Page MenuHomePhabricator

Skip sync tasks for private wikis, or allow them to fail gracefully
Closed, ResolvedPublic

Description

Our current method of running the dumps v1 DAGs always creates sync tasks for every wiki.

However, in the case of private wikis, there is no /mnt/dumpsdata/xmldatadumps/${wiki} directory, so the sync tasks fail.

image.png (404×717 px, 44 KB)

We should determine how to handle this. Options include:

  • Skipping the sync_batch_* tasks for private wikis
  • Allowing the sync_batch_* tasks to fail gracefully if the directory does not exist

Details

Related Changes in GitLab:
TitleReferenceAuthorSource BranchDest Branch
Skip sync tasks for private wikisrepos/data-engineering/airflow-dags!1299btullisskip_private_wiki_dump_syncsmain
Customize query in GitLab

Event Timeline

My first thought is that we have a managed list of private wikis available.
Perhaps we could add a new task to cat this list and save it as an xcom, then check against this list before creating a sync task.

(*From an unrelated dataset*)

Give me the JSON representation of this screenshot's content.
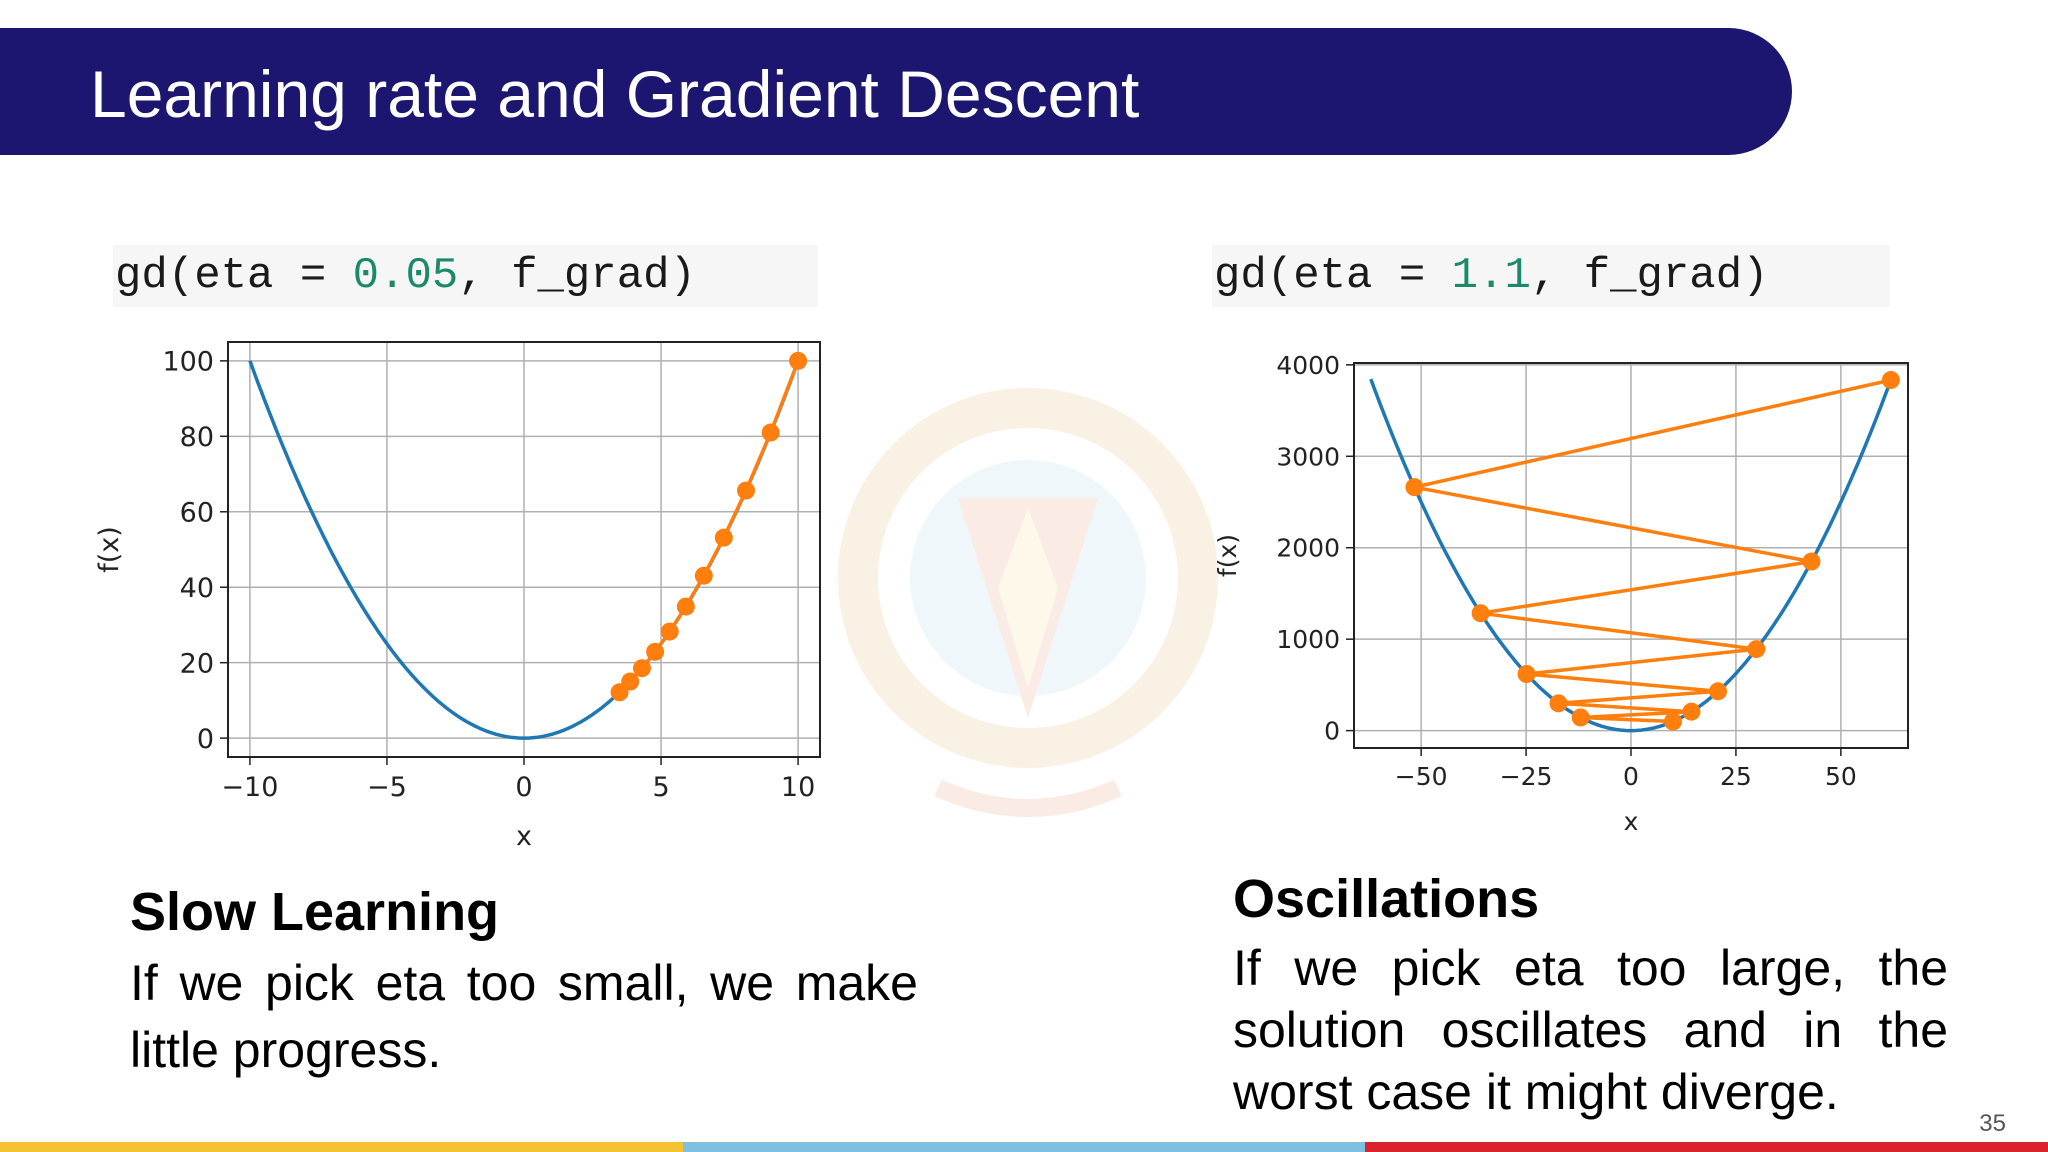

www-data@mediawiki-dumps-legacy-toolbox-c465d7598-96d97:~$ cat /srv/mediawiki/dblists/private.dblist 
# NOTE: This file is automatically generated. Do not edit it directly, run 'composer manage-dblist' instead.
advisorswiki
arbcom_cswiki
arbcom_dewiki
arbcom_enwiki
arbcom_fiwiki
arbcom_itwiki
arbcom_nlwiki
arbcom_ruwiki
arbcom_zhwiki
auditcomwiki
boardgovcomwiki
boardwiki
chairwiki
chapcomwiki
checkuserwiki
collabwiki
ecwikimedia
electcomwiki
execwiki
fdcwiki
grantswiki
id_internalwikimedia
iegcomwiki
ilwikimedia
internalwiki
legalteamwiki
movementroleswiki
noboard_chapterswikimedia
officewiki
ombudsmenwiki
otrs_wikiwiki
projectcomwiki
searchcomwiki
spcomwiki
stewardwiki
sysop_itwiki
sysop_plwiki
techconductwiki
transitionteamwiki
u4cwiki
wg_enwiki
wikimaniateamwiki
www-data@mediawiki-dumps-legacy-toolbox-c465d7598-96d97:~$

Why do we consider private wikis at all? AFAIK, there is no need to dump them?

Why do we consider private wikis at all? AFAIK, there is no need to dump them?

That's a good question. I suppose it's because it's would represent a change in behaviour.
These private wikis are currently dumped, but the files just live on the dumpsdata servers and do not get synced to the clouddumps servers.

Perhaps changing the behaviour so that they are not dumped at all would be a good idea anyway.

I've asled the question in Slack, too.

I'll start by just modifying the DAG to skip the sync jobs, since that represents a no-op to the current dumps behaviour.
If we want to skip the dumping part as well, then I can come back to that.

I don't know of any product reasons to create dumps of the private wikis. We could always be surprised, but for now I agree that they should be skipped.